So here’s the question for the day: In looking for books that help us to play the game of life, should we seek insights that encourage us to be young and adventurous or old and wise? Our popular culture worships youth, but there’s much to be said for maturity, too.
How about seeking out both perspectives?!
On that note, here are two books that might be interesting back-to-back reads: Chris Guillebeau’s The Art of Non-Conformity (2010) and Charles D. Hayes’s The Rapture of Maturity (2004). They were written with different generational audiences in mind, the former pitched at younger folks, the latter aimed at older folks.
From Hayes’s Autodidactic.com website, here’s a description of The Rapture of Maturity:
The Rapture of Maturity affirms the joys of discovery and insight that accompany thoughtful reflection on our years of lived experience and a pursuit of deeper understanding. It encourages the kind of thinking that can transform human relations on a global scale.
Rapture is the reward of living authentically and acting deliberately to leave the world a better place than we found it. For those who seek such a goal, this book is indispensable.
And here’s an online description of Guillebeau’s The Art of Non-Conformity:
If you’ve ever thought, “There must be more to life than this,” The Art of Non-Conformity is for you.
Based on Chris Guillebeau’s popular online manifesto “A Brief Guide to World Domination,” The Art of Non-Conformity defies common assumptions about life and work while arming you with the tools to live differently. You’ll discover how to live on your own terms by exploring creative self-employment, radical goal-setting, contrarian travel, and embracing life as a constant adventure.
Publisher’s Weekly aptly noted that “although directed at readers of all ages, [Guillebeau’s] message is likely to appeal most to those without dependents.” So consider the interesting twist: A book that understandably may be discounted as unrealistic by parents raising kids may suddenly be more relevant to them once they become empty nesters.
And for those who are younger, what better way to get a head start on what’s important in life than to read about lessons learned by Charles Hayes, an insightful, thoughtful, largely self-taught philosopher and writer of more senior vintage?
Each book is full of inspiration, sound advice, and thought provoking observations. Here are parts from each that stand out for me:
In a chapter titled “Graduate School vs. the Blogosphere,” The Art of Non-Conformity explores the question of grad school vs. independent learning. Guillebeau shares his own graduate school experience (a master’s degree program in international affairs) and compares its time, cost, and activities to the benefits of pursuing a largely self-defined course of independent study.
He includes a suggested outline for a “One Year, Self-Directed, Alternative Graduate School Experience,” basically a low-cost, do-it-yourself program of reading, multi-media learning, travel, and online publishing. For lifelong learning junkies, this is catnip and gets the wheels turning. It’s a wonderful reminder of how much good stuff is out there for independent learners.
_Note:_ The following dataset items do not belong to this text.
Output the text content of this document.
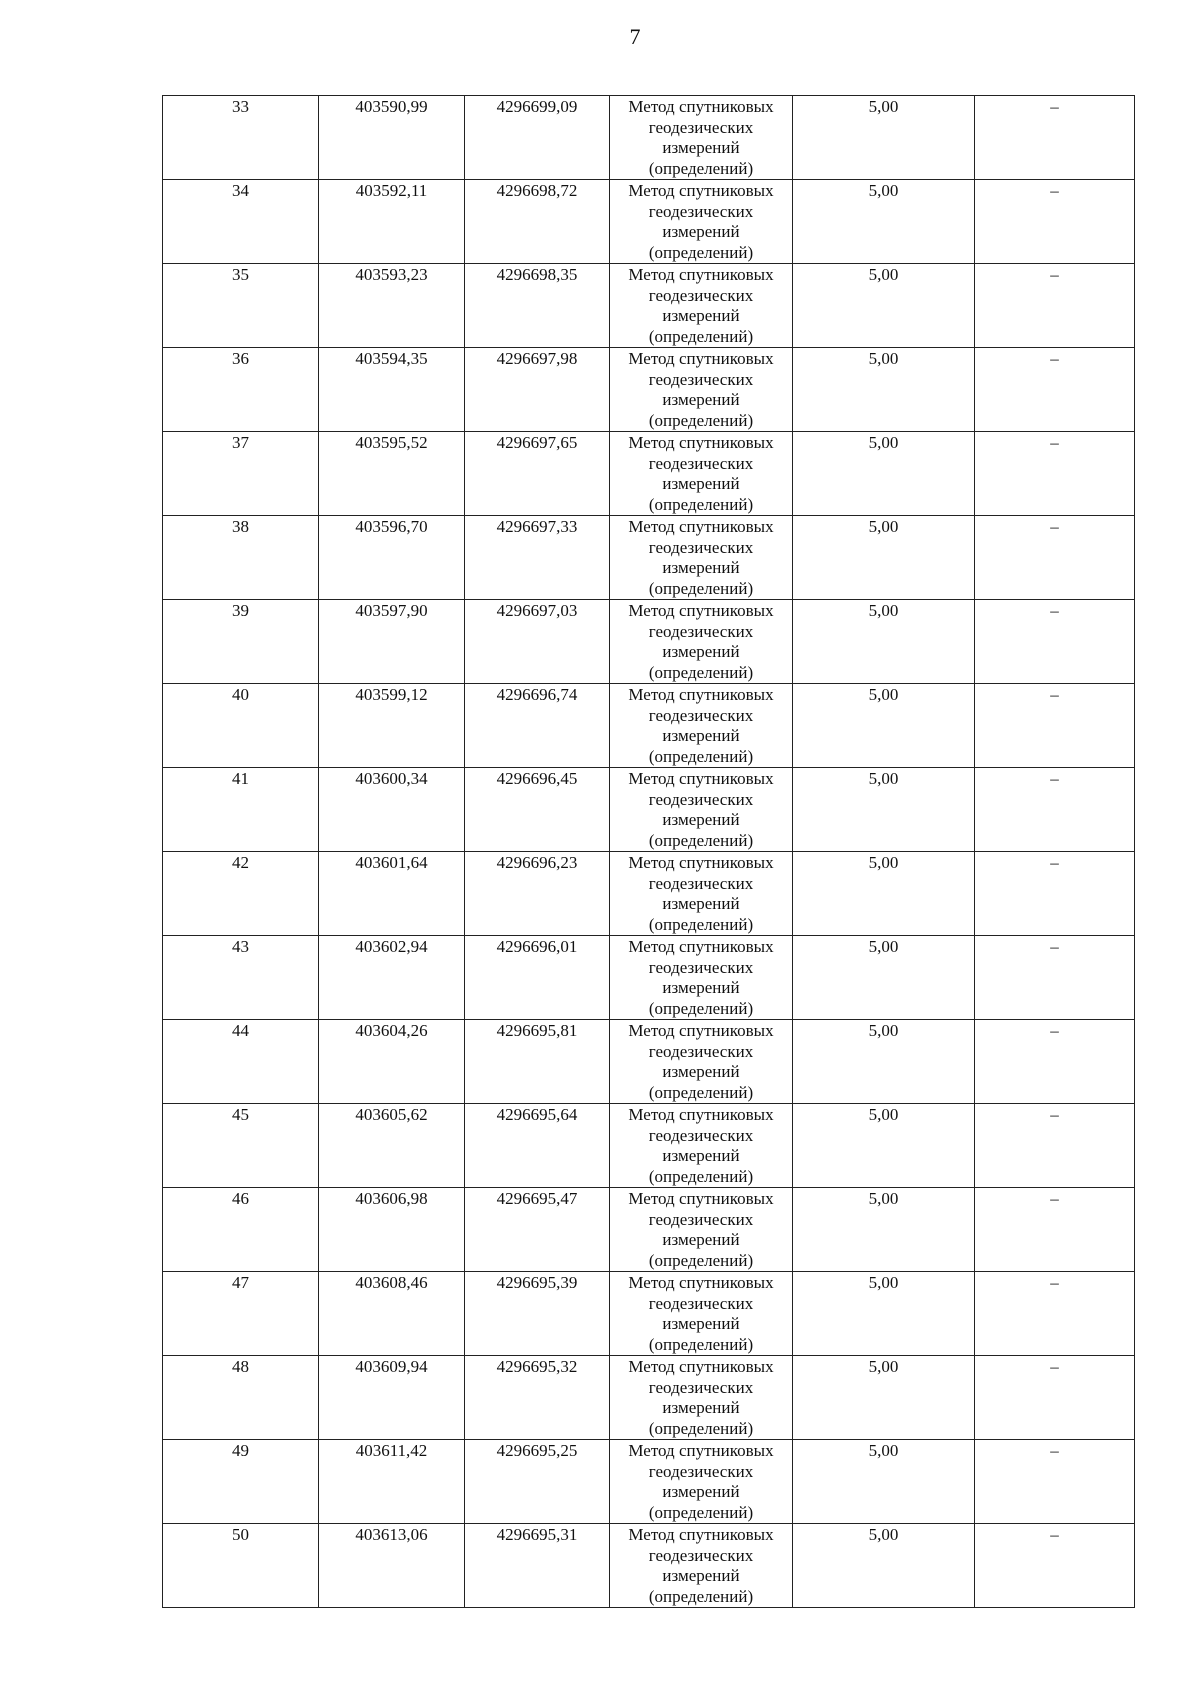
7
33	403590,99	4296699,09	Метод спутниковых
геодезических
измерений
(определений)	5,00	–

34	403592,11	4296698,72	Метод спутниковых
геодезических
измерений
(определений)	5,00	–

35	403593,23	4296698,35	Метод спутниковых
геодезических
измерений
(определений)	5,00	–

36	403594,35	4296697,98	Метод спутниковых
геодезических
измерений
(определений)	5,00	–

37	403595,52	4296697,65	Метод спутниковых
геодезических
измерений
(определений)	5,00	–

38	403596,70	4296697,33	Метод спутниковых
геодезических
измерений
(определений)	5,00	–

39	403597,90	4296697,03	Метод спутниковых
геодезических
измерений
(определений)	5,00	–

40	403599,12	4296696,74	Метод спутниковых
геодезических
измерений
(определений)	5,00	–

41	403600,34	4296696,45	Метод спутниковых
геодезических
измерений
(определений)	5,00	–

42	403601,64	4296696,23	Метод спутниковых
геодезических
измерений
(определений)	5,00	–

43	403602,94	4296696,01	Метод спутниковых
геодезических
измерений
(определений)	5,00	–

44	403604,26	4296695,81	Метод спутниковых
геодезических
измерений
(определений)	5,00	–

45	403605,62	4296695,64	Метод спутниковых
геодезических
измерений
(определений)	5,00	–

46	403606,98	4296695,47	Метод спутниковых
геодезических
измерений
(определений)	5,00	–

47	403608,46	4296695,39	Метод спутниковых
геодезических
измерений
(определений)	5,00	–

48	403609,94	4296695,32	Метод спутниковых
геодезических
измерений
(определений)	5,00	–

49	403611,42	4296695,25	Метод спутниковых
геодезических
измерений
(определений)	5,00	–

50	403613,06	4296695,31	Метод спутниковых
геодезических
измерений
(определений)	5,00	–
For me, the most memorable passage of The Rapture of Maturity is a story of regret that Hayes shares from his younger days when he lived for a short time in a boarding house:
In the room next to mine was an old man in his eighties who often asked me to have dinner with him. Most of the time I was in too much of a hurry and declined. When I did accept his invitation, I ate quickly and never stayed very long. The recurring memory I have today sees through that old man’s screen door to the table always set with an extra plate in case he might have company for dinner. Today I understand that he was lonely. Back then I didn’t have the time or the patience to notice.
Hayes goes on to explore the role of regret in helping us to shape better lives. “Reflecting on this kind of unfinished business,” he writes, “prepares us for similar decisions in the future.”
Freedom and responsibility
For me, at least, the broader takeaways from these books, considered together, is that life is a balance of freedom and responsibility. It’s about the freedom to do things and make decisions about one’s life, along with a self-defined responsibility to live in a meaningful, authentic, and difference-making way.
Within those very broad parameters, there may be plenty of room to navigate between family, friends, work, faith and spirituality, and various activities.
Not everyone has these choices. Life’s opportunities are not equally distributed, and for some they may be very constricted. But for those who are blessed with, at the very least, some capacity to create these options, these two books may be valuable.